William KentridgeWhisper to the Silent Earth I, 2024






This set of four unique sequential trees was created by Kentridge, in charcoal, then Indian Ink, then collage, on mine logbook paper dated from the end of the first World War. The titular phrase 'Whisper to the Silent Earth’, is a line from the Austrian poet and novelist, Rainer Maria Rilke, whom, as evinced in his ‘Caged Panther / Footnotes for the Panther’ and other projects, is one of Kentridge's favourite writers – whilst all the other quotes are from the libretto to William’s most recent touring performance, namely, 'The Great Yes, The Great No’.
Formally, there is a deliberate change of mark-making and material usage as the sequence moves from a premeditated tree into one in which thought, ideas and the material its created from has completely taken over anything preconceived, so the journey from the first to the fourth is indicative of William’s practice, ethos and vocational values: the first drawing is a very detailed charcoal tree, the second, with the libretto and Rilke distracting the viewer with words becoming the tree, the third, with ink taking over from charcoal and leading to the fourth with the tree and its associations taking over almost entirely from the artist's control.

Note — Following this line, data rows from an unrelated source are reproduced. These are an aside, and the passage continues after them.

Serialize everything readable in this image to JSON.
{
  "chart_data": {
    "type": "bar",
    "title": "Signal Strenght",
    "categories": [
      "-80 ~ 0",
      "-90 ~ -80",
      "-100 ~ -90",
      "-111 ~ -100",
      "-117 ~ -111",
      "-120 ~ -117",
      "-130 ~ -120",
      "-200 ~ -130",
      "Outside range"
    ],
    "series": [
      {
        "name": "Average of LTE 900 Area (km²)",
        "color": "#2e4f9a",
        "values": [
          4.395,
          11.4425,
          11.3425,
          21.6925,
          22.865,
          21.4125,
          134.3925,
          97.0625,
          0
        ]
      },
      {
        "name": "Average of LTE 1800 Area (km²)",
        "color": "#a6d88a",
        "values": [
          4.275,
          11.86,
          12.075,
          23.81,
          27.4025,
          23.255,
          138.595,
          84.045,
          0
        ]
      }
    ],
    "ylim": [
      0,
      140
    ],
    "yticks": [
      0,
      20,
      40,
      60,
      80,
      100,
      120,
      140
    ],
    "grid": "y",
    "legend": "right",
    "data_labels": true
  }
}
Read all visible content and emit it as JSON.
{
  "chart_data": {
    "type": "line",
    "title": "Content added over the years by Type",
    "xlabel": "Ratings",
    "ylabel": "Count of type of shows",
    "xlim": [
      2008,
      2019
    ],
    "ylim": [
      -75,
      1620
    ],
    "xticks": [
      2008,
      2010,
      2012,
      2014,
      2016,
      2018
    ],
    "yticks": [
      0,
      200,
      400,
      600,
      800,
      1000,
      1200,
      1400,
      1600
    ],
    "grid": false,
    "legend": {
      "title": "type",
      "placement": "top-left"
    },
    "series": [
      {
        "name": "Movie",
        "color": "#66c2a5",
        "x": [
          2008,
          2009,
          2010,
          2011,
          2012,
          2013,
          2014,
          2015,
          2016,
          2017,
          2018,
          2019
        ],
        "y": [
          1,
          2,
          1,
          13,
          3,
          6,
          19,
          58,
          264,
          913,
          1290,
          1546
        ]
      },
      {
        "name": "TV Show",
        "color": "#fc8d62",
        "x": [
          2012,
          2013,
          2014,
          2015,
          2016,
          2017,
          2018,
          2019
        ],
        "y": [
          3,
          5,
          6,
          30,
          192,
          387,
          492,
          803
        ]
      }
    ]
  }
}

As Kentridge puts it, "The tree is never itself. Our biography is part of the understanding:…A memory of hanging by my legs from the smooth bark of the branch of a walnut tree...The branches of the tree like the bronchi of a lung…The sunlight on a leaf…Shrapnel in the wood.
We could say that the tree is the centre, and all the other associations circle it, land on it, bend it or break the branches. That which seems extraneous cannot be kept out of the centre…The paper, the ink, the good and the bad brush meet the tree in the act of making it in the studio. A good brush gives a controlled line, and the uncontrolled bristle of the bad brush that has lost its point, demands the randomness of foliage. From the bad brush and its possibilities, a forest of trees can grow..”
The phrase 'Shrapnel in the wood’ being particularly pertinent to these four drawings, because the last year of the First World War and the beginnings of Dada which grew out of the disillusionment of man’s barbarity to man. A carpenter working with Kentridge on his ‘The Head and the Load’ World War One performance, told him that many of the trees near what had been The Western Front have not been felled because of all the shrapnel within them, as nobody would risk damaging their tools on them – so they continue to survive precisely because of their wounds.